B. Reputation, reactions, and roles. One example here is that if reputation scores are based on quantity rather than quality of posts, the system is likely to tend towards trivial contributions, one possible shortfall of the Live QnA system.

C. Context, boundaries and tags. One possible interpretation of this finding is that the content of a newsgroup acts as a set of unwritten norms that, over time, encourage the posting of similar content and discourage the posting of very different content. Contextual boundaries seem to be fuzzier in Live QnA than in USENET.

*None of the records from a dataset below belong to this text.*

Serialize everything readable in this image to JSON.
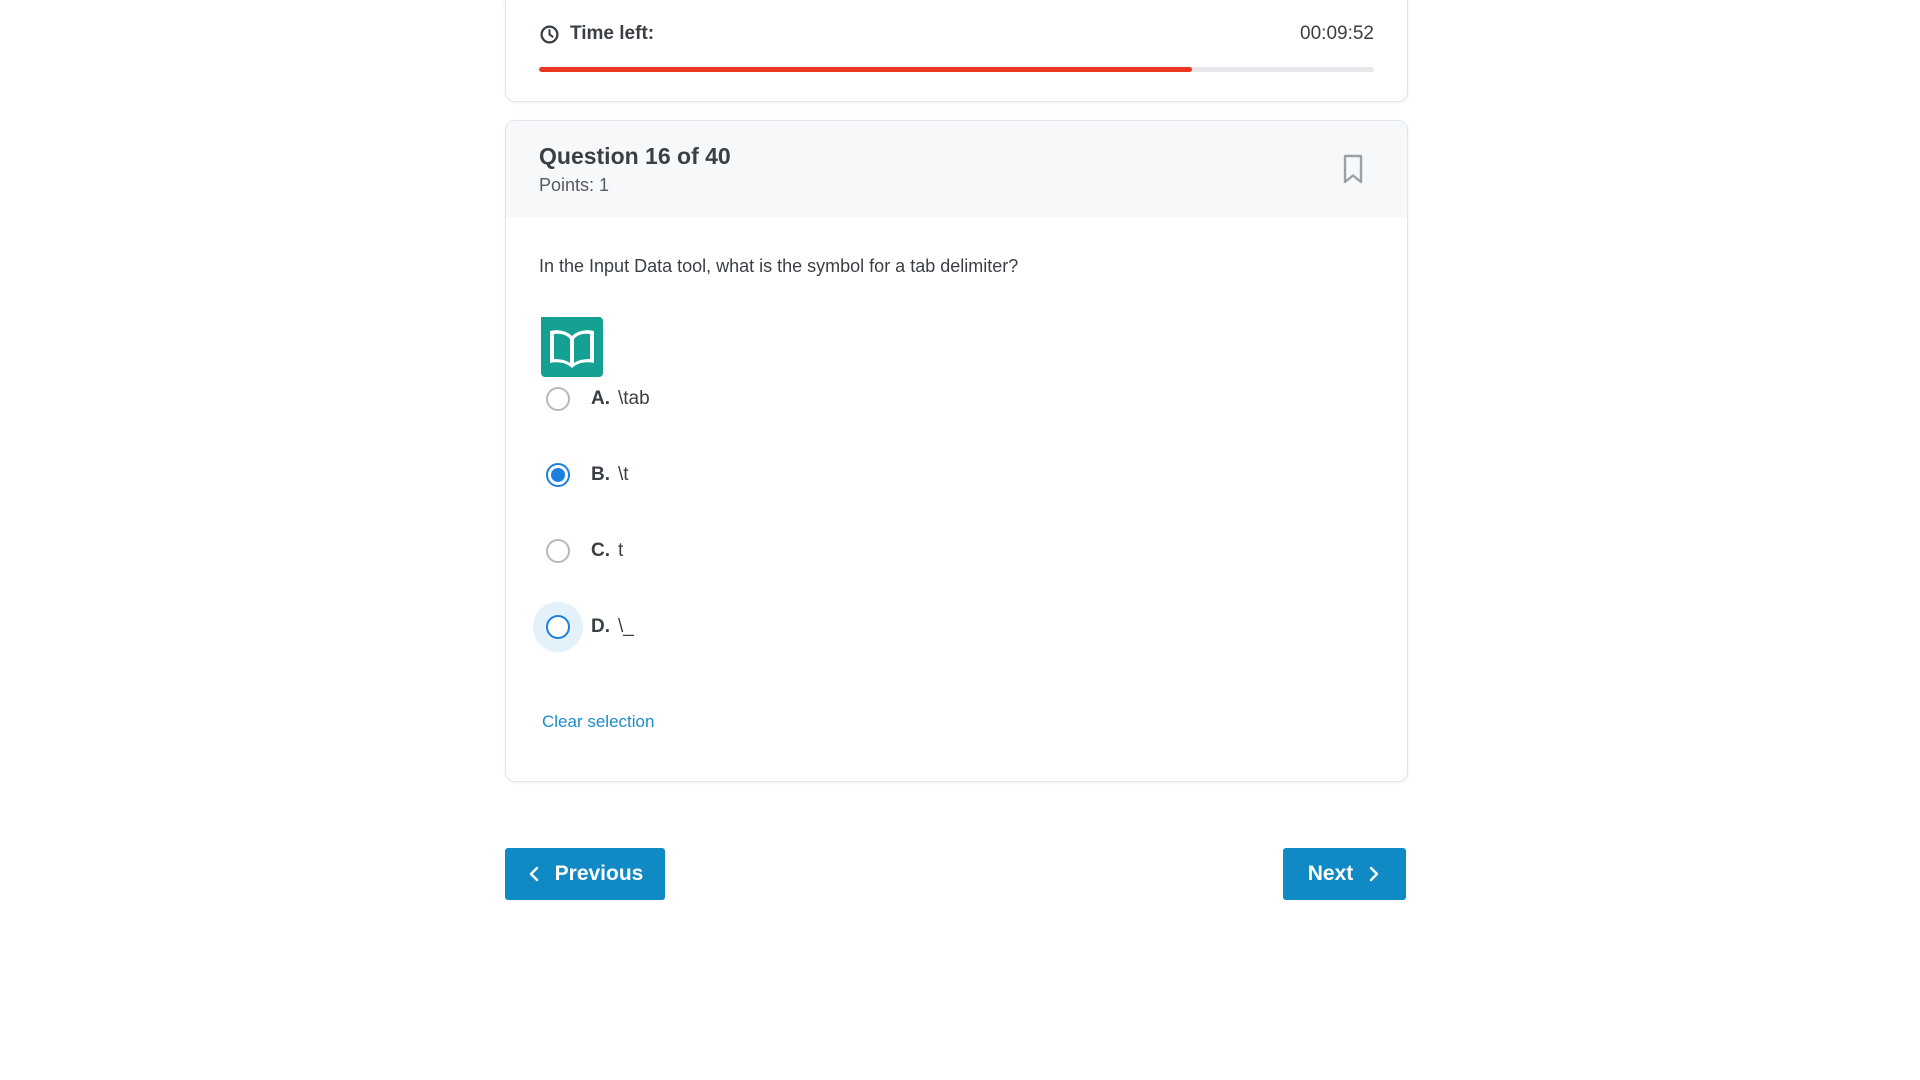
{
  "timer": {
    "label": "Time left:",
    "value": "00:09:52",
    "progress_fraction": 0.782,
    "progress_color": "#e8361f",
    "icon": "clock-icon"
  },
  "question": {
    "title": "Question 16 of 40",
    "points": "Points: 1",
    "text": "In the Input Data tool, what is the symbol for a tab delimiter?",
    "image_icon": "book-icon",
    "bookmark_icon": "bookmark-icon",
    "options": [
      {
        "letter": "A.",
        "text": "\\tab",
        "selected": false
      },
      {
        "letter": "B.",
        "text": "\\t",
        "selected": true
      },
      {
        "letter": "C.",
        "text": "t",
        "selected": false
      },
      {
        "letter": "D.",
        "text": "\\_",
        "selected": false
      }
    ],
    "clear_label": "Clear selection"
  },
  "nav": {
    "previous_label": "Previous",
    "next_label": "Next"
  },
  "colors": {
    "accent": "#0f8ac4",
    "radio_selected": "#1d7fe0",
    "book_icon": "#15a094"
  }
}
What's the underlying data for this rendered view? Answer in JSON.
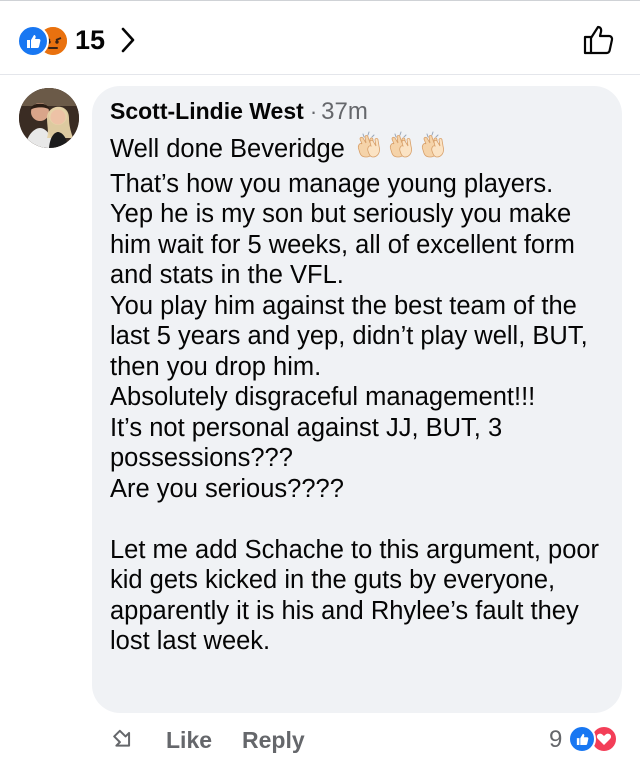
{
  "top_bar": {
    "reaction_icons": [
      "like-reaction-icon",
      "angry-reaction-icon"
    ],
    "reaction_count": "15",
    "chevron_icon": "chevron-right-icon",
    "like_icon": "thumbs-up-outline-icon"
  },
  "comment": {
    "author": "Scott-Lindie West",
    "separator": "·",
    "time": "37m",
    "lines": {
      "l1": "Well done Beveridge",
      "l2": "That’s how you manage young players.",
      "l3": "Yep he is my son but seriously you make him wait for 5 weeks, all of excellent form and stats in the VFL.",
      "l4": "You play him against the best team of the last 5 years and yep, didn’t play well, BUT, then you drop him.",
      "l5": "Absolutely disgraceful management!!!",
      "l6": "It’s not personal against JJ, BUT, 3 possessions???",
      "l7": "Are you serious????",
      "l8": "Let me add Schache to this argument, poor kid gets kicked in the guts by everyone, apparently it is his and Rhylee’s fault they lost last week."
    },
    "emoji": [
      "clapping-hands-icon",
      "clapping-hands-icon",
      "clapping-hands-icon"
    ]
  },
  "actions": {
    "like_label": "Like",
    "reply_label": "Reply",
    "reaction_count": "9",
    "reaction_icons": [
      "like-reaction-icon",
      "love-reaction-icon"
    ]
  },
  "colors": {
    "bubble": "#f0f2f5",
    "facebook_blue": "#1877f2",
    "secondary_text": "#65676b",
    "love_red": "#f33e58",
    "angry_orange": "#f7a533"
  }
}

D. Reinforcing norms of dedicated contributors. This raises the general issue of how implicit and explicit reputation systems alter how people behave and can result in different online role ecologies.

6. Analysis:

  • The overall structure of this paper is very clear, but many details are quite fuzzy, especially the qualitative section. The authors seems to repeat similar but different concepts here and there, and use many different vocabularies which I am not sure whether they refer to the same things or not. So I don’t how to summarize many of the conclusions.  Some sentences structures are quite odd. For example, in the data collection section, it says “We divided our sample equally between selections from the top ten percent and one percent activity levels as defined by the number of messages (questions, answers or comments) posted”. I don’t understand what “equally” mean here? how could that be “equally”? Also, the “as defined” part makes the sentence very long and difficult to read.
  • This paper talks about social affordances, but didn’t give clear definition of social affordances. In the qualitative section, it talks about connections between social affordances and role ecologies, but what exactly are the social affordances specified here is unclear to me. What is the distinction of social affordances and other characteristics of the system is unclear.
  • This article is helpful to me to understand the culture of online community. I learned the things I have to take into consideration when designing system to attract experts’ contribution.  This paper can connect to last week’s Tech621 readings about crowdsourcing and heavyweight community. From the surface, community based Q&A is very much like the first type of crowdsourcing (e.g. InnoCentive), however, one major difference is that InnoCentive-type of crowdsourcing (the two types of crowdsourcing need names, I will call them InnoCentive-type, and MTurk-type) is lightweight, while community based Q&A is more heavyweight (Haythornthwaite, 2009). Or, in some cases, in between.
  • One limitation of this paper is that Live QnA is a small size QnA, thus may not be a representative sample for most community QnAs.
  • This paper suggests future directions: (1) test the connections between social affordances and role ecologies proposed by this paper. (2) comparative study of systems vary primarily of such social affordances. (3) study of reputation system and contexual boundaries. (4) how temporal constraints (each thread on Live QnA has a 4-day life span) affect the quality of data repositories and the roles emergent in them.